Les Américains Nox Novacula, formés dans la seconde moitié des années 2010 à Seattle, confirment tous les espoirs portés en eux avec cette collection de titres venant en succession d’Ascension (2018, Bat-Cave Productions puis Manic Depression).
Le fond, la forme : il y a une esthétique du drame. La dimension ténébreuse ne tient pas qu’à un apparat, et ces êtres humains développent une authentique culture de genre. Elle nourrit avec substance une musique organique, faite pour les clubs. Plein d’une vibration dark punk / afterpunk 80’s, Feed The Fire concentre son flux. Pas de tergiversation, le contraire : construire sur les acquis, sur le ressenti, sur ce qui est ancré. Une musique de l'instinct. Le collectif concentre alors la dimension entraînante voire dansante des concoctions. Chaque titre a le potentiel d’un tube et vous emporte comme prend un brasier. Le revers de cette efficacité tient à une relative monochromie de forme et donc de ressenti au fil de l’expérience.
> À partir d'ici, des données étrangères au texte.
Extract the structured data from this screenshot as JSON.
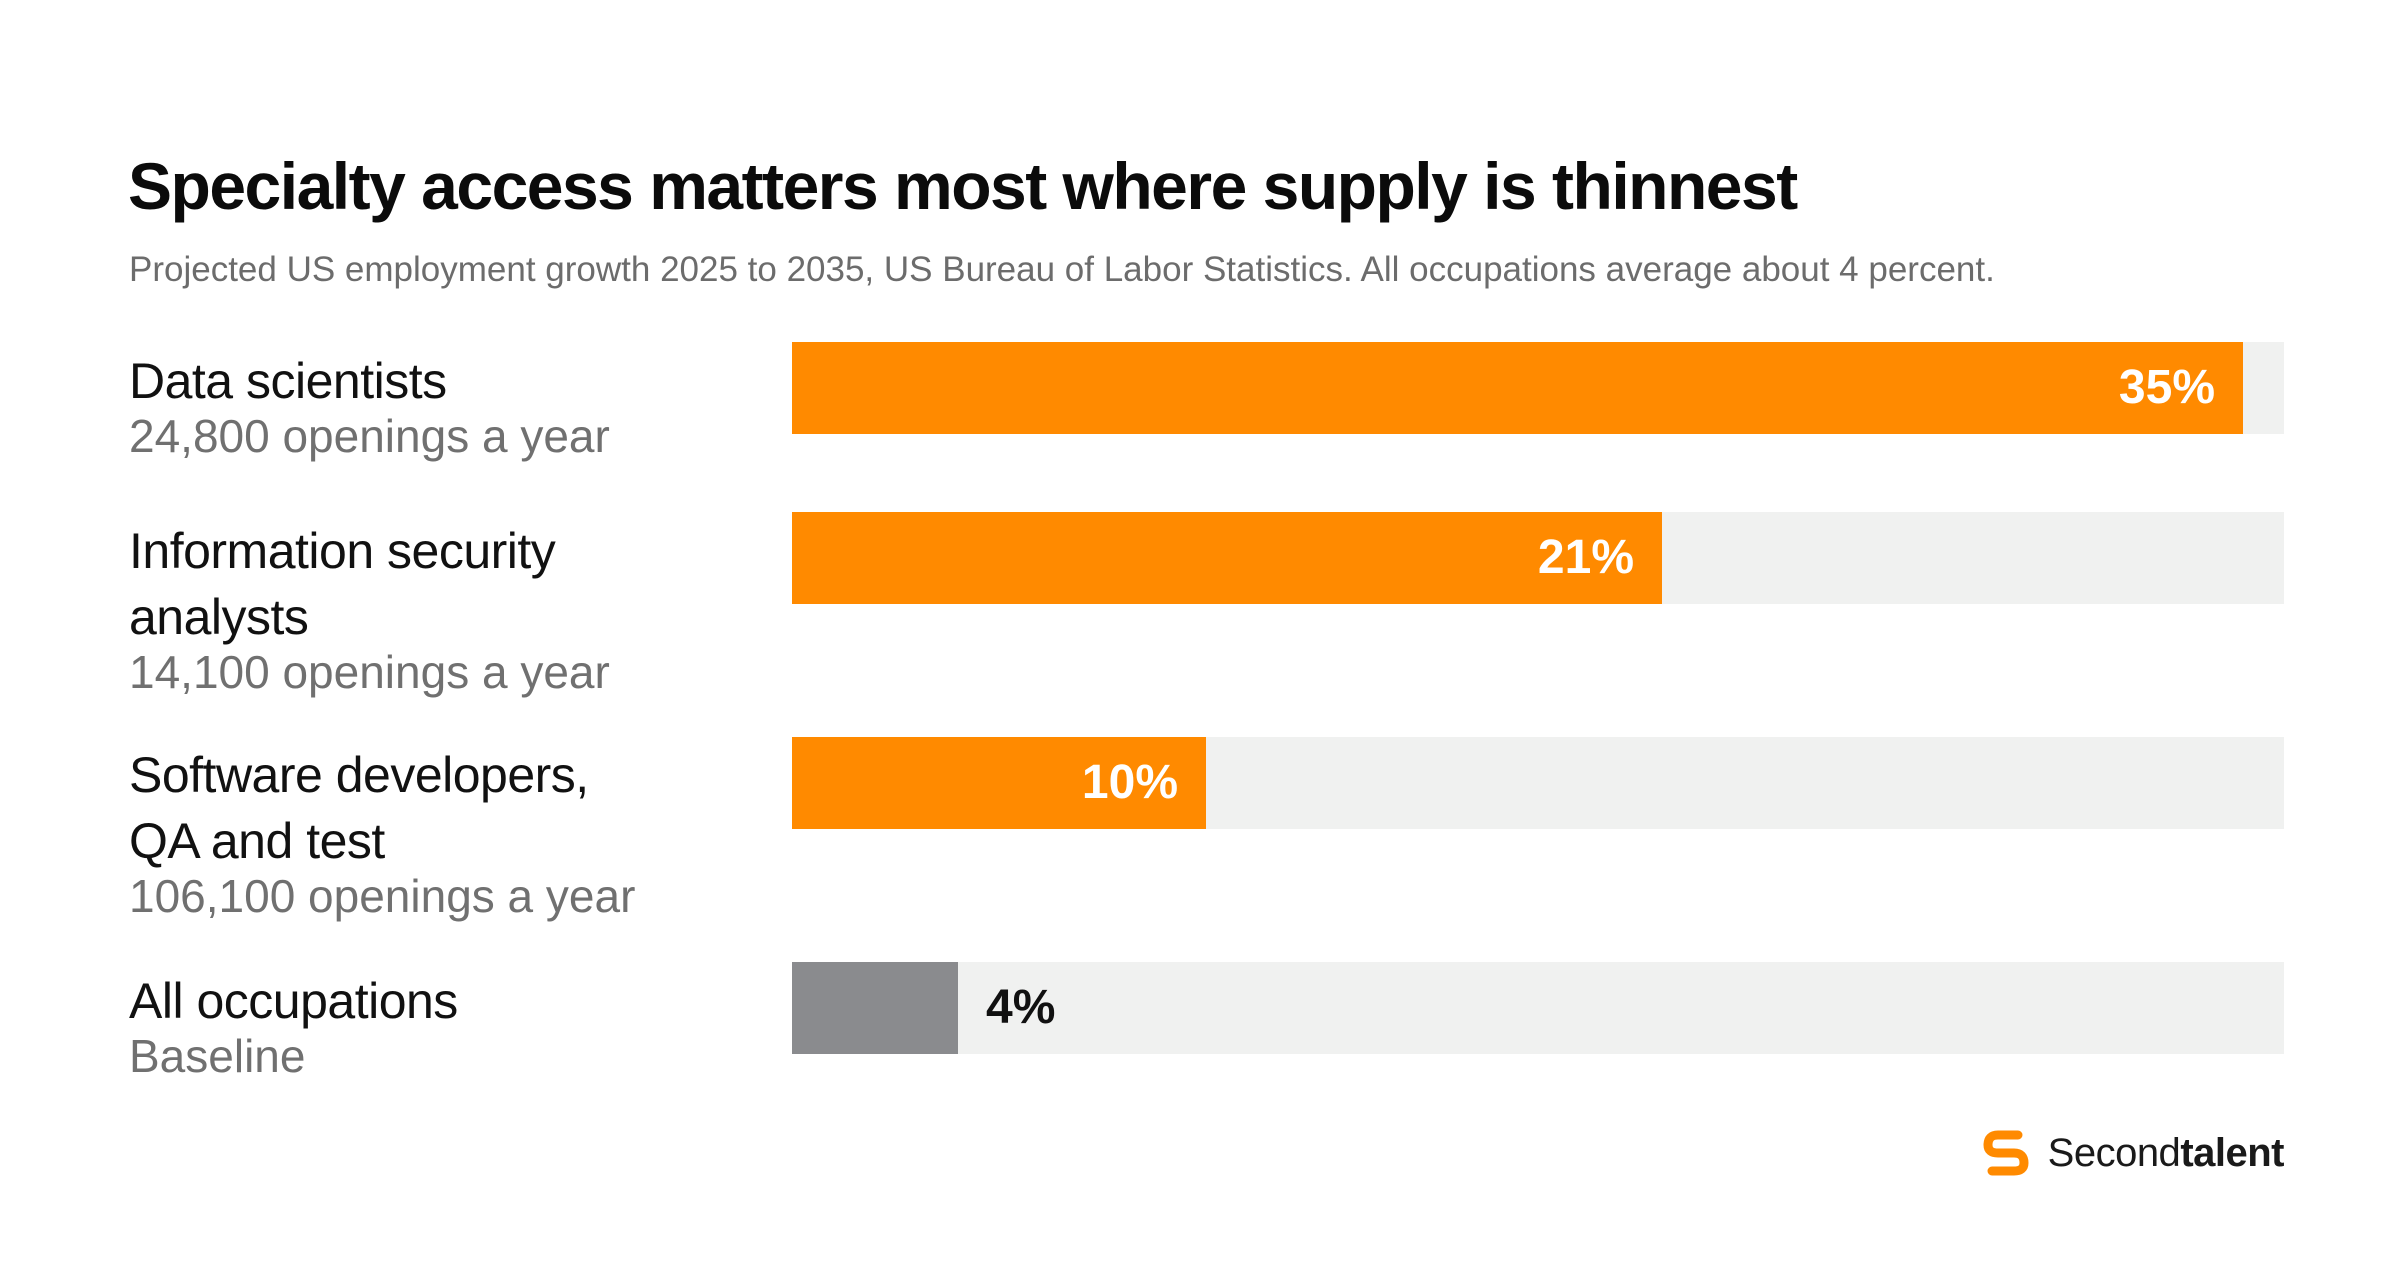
{
  "title": "Specialty access matters most where supply is thinnest",
  "subtitle": "Projected US employment growth 2025 to 2035, US Bureau of Labor Statistics. All occupations average about 4 percent.",
  "colors": {
    "highlight": "#ff8a00",
    "baseline": "#8a8b8e",
    "track": "#f0f1f0"
  },
  "logo": {
    "icon": "secondtalent-s-icon",
    "text_regular": "Second",
    "text_bold": "talent"
  },
  "chart_data": {
    "type": "bar",
    "orientation": "horizontal",
    "title": "Specialty access matters most where supply is thinnest",
    "xlim": [
      0,
      36
    ],
    "grid": false,
    "categories": [
      "Data scientists",
      "Information security analysts",
      "Software developers, QA and test",
      "All occupations"
    ],
    "values": [
      35,
      21,
      10,
      4
    ],
    "value_labels": [
      "35%",
      "21%",
      "10%",
      "4%"
    ],
    "sublabels": [
      "24,800 openings a year",
      "14,100 openings a year",
      "106,100 openings a year",
      "Baseline"
    ],
    "name_lines": [
      [
        "Data scientists"
      ],
      [
        "Information security",
        "analysts"
      ],
      [
        "Software developers,",
        "QA and test"
      ],
      [
        "All occupations"
      ]
    ]
  }
}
Les plus sensibles à la cause parleront, à propos de Feed The Fire, d’homogénéité et de clarté de vision quand d’autres pourront ressentir frustration face à une forge monolithique. Mais une culture transpire ici, elle est dans le son et nous nous rangerons sans ambages à la position des plus fervents - d’autant plus que l’écoute rend Feed The Fire addictif et que le disque n’est pas si… linéaire que ça : le cru est porteur d’une enthousiasmante énergie, les quelques substances synthétiques distillant une cinématographie ("Stay", "Flood"). L’épaississement ponctuel des guitares, épurées mais héroïques sur tout le disque, imprime une intention vengeresse (le conclusif "Revenge" porte bien son titre).
Il y a de la stylisation, et le chant de Charlotte Blythe, maîtrisé et sanguin, plein de cette vibration acide et siouxsiesque ("Disappear"), participe de la vitalité de l’ensemble. Un ensemble court (35 minutes, à l’ancienne) et concentré, mais qui en dépit de son primat organique ne sonne pas purement "à l’ancienne". Sa discrète bâtardise fait le charme d’une collection vitale et qui convoque ici un héritage, là l’atmosphère de ces vieux films où le sang des autres est objet de convoitise.